- Important Information
The Handi Lift is one of many manual handling aids we supply and has proved very useful when transferring patients from bed to chair/wheelchair
Depending on the co-operation from the patient, one nurse uses the Handi Lift, but it is highly recommended that two nurses assist in the transfer. This transfer sling is made from very strong material, but is very light and comfortable to use, both for the nursing staff and patients. The large padded handles are comfortable for the nurse’s hands and in use, the sling will mould to the patient’s body for their comfort.
A big advantage of the Pelican Handi Lift is that it can be rolled up and put in a pocket, so it is always handy when needed to transfer a patient. Quite often, transfer aids are left in another room and the staff have not got the time to go searching for them and consequently they are not used. Help your staff by giving them their own personal Handi Lift.
The Pelican Handi Lift is economically priced and if cross-infection is likely, the cost is reasonable enough for each patient to have their own personal Handi Lift.
The Handi-Turn, another Pelican product, is a revolving transfer disk that is helpful and is used in conjunction with the Handi-Lift when turning patients. Alternative products are the Pelican Handi Lift Walk Belt and the Pelican Soft Transfer Belt. Consult your Physiotherapist, Occupational Therapist or Back Care Specialist when using Manual Handling Products.
Item # 512 - Small
Item # 511 - Medium
Item # 510 - Large
Item # 510X - Extra Large
Wipe clean with a hospital grade disinfectant or wash up to 80°C (176°F). Air or tumble dry on a cool setting, ensuring the drum is cool. Ensure the product is dry before using or storing. Withdraw from use if any faults found and contact Pelican Manufacturing.

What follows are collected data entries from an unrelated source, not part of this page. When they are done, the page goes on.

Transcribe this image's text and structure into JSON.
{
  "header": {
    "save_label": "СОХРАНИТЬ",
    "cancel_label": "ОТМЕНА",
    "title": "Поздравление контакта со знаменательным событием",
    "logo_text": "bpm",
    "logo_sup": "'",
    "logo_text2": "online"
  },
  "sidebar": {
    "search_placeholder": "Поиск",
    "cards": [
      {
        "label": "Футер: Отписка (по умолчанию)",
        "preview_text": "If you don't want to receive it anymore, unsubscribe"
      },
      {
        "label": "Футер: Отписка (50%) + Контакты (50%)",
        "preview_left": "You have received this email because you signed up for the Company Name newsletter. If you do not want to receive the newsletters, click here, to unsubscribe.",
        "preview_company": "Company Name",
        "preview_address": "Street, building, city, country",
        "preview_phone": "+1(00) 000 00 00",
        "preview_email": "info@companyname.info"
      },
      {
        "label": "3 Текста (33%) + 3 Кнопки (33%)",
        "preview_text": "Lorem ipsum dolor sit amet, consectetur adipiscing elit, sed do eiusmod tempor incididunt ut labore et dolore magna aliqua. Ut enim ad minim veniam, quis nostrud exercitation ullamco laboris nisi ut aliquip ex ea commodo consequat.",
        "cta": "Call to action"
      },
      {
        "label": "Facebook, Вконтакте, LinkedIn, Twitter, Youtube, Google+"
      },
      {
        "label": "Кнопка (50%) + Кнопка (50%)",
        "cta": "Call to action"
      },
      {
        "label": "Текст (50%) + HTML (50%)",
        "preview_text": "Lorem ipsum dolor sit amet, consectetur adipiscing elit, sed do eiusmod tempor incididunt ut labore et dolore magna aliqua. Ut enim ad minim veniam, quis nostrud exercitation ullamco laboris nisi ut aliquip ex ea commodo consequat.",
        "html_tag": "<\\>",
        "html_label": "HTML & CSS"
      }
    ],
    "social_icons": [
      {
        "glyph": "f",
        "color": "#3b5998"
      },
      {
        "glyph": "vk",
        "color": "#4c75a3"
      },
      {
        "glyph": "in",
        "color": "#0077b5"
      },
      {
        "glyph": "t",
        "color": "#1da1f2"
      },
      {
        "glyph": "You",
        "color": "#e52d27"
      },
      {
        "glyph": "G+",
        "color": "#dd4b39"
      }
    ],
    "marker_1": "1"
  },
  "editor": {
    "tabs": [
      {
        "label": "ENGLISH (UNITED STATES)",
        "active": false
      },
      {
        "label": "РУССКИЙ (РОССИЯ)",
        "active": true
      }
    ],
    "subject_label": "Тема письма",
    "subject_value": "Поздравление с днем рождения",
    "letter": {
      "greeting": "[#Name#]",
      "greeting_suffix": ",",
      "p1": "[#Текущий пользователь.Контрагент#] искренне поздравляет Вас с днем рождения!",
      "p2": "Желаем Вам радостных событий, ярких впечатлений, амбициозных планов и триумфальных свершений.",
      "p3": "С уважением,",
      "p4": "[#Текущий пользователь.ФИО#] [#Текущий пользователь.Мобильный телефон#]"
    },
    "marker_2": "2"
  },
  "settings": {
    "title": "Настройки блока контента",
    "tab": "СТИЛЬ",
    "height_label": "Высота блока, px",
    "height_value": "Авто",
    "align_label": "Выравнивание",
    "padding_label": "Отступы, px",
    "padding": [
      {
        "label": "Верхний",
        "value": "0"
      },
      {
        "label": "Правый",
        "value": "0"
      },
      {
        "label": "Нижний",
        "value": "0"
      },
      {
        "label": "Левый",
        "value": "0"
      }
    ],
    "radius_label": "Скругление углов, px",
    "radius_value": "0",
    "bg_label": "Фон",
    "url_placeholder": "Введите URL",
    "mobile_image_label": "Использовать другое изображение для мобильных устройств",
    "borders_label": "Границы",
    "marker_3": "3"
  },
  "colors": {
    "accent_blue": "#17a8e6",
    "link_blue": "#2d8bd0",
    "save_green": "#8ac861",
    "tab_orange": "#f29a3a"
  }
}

General Manual Handling Warning: Manual Handling products are designed to assist carers to help patients. They will not make the carer stronger or fitter, but with correct training and use of the products, should make manual handling easier and safer for both staff and patients. When training, practise with an able-bodied colleague. If any procedure is not comfortable or is difficult and puts the carer or patient in a dangerous position, the participants should call out to stop the manoeuvre, recover and recommence. Never jeopardise your health by straining, twisting or being incorrectly positioned when manual handling. Always select the most appropriate equipment for the patient’s current condition and if in doubt, use mechanical equipment. Ask your Manual Handling adviser for individual guidance.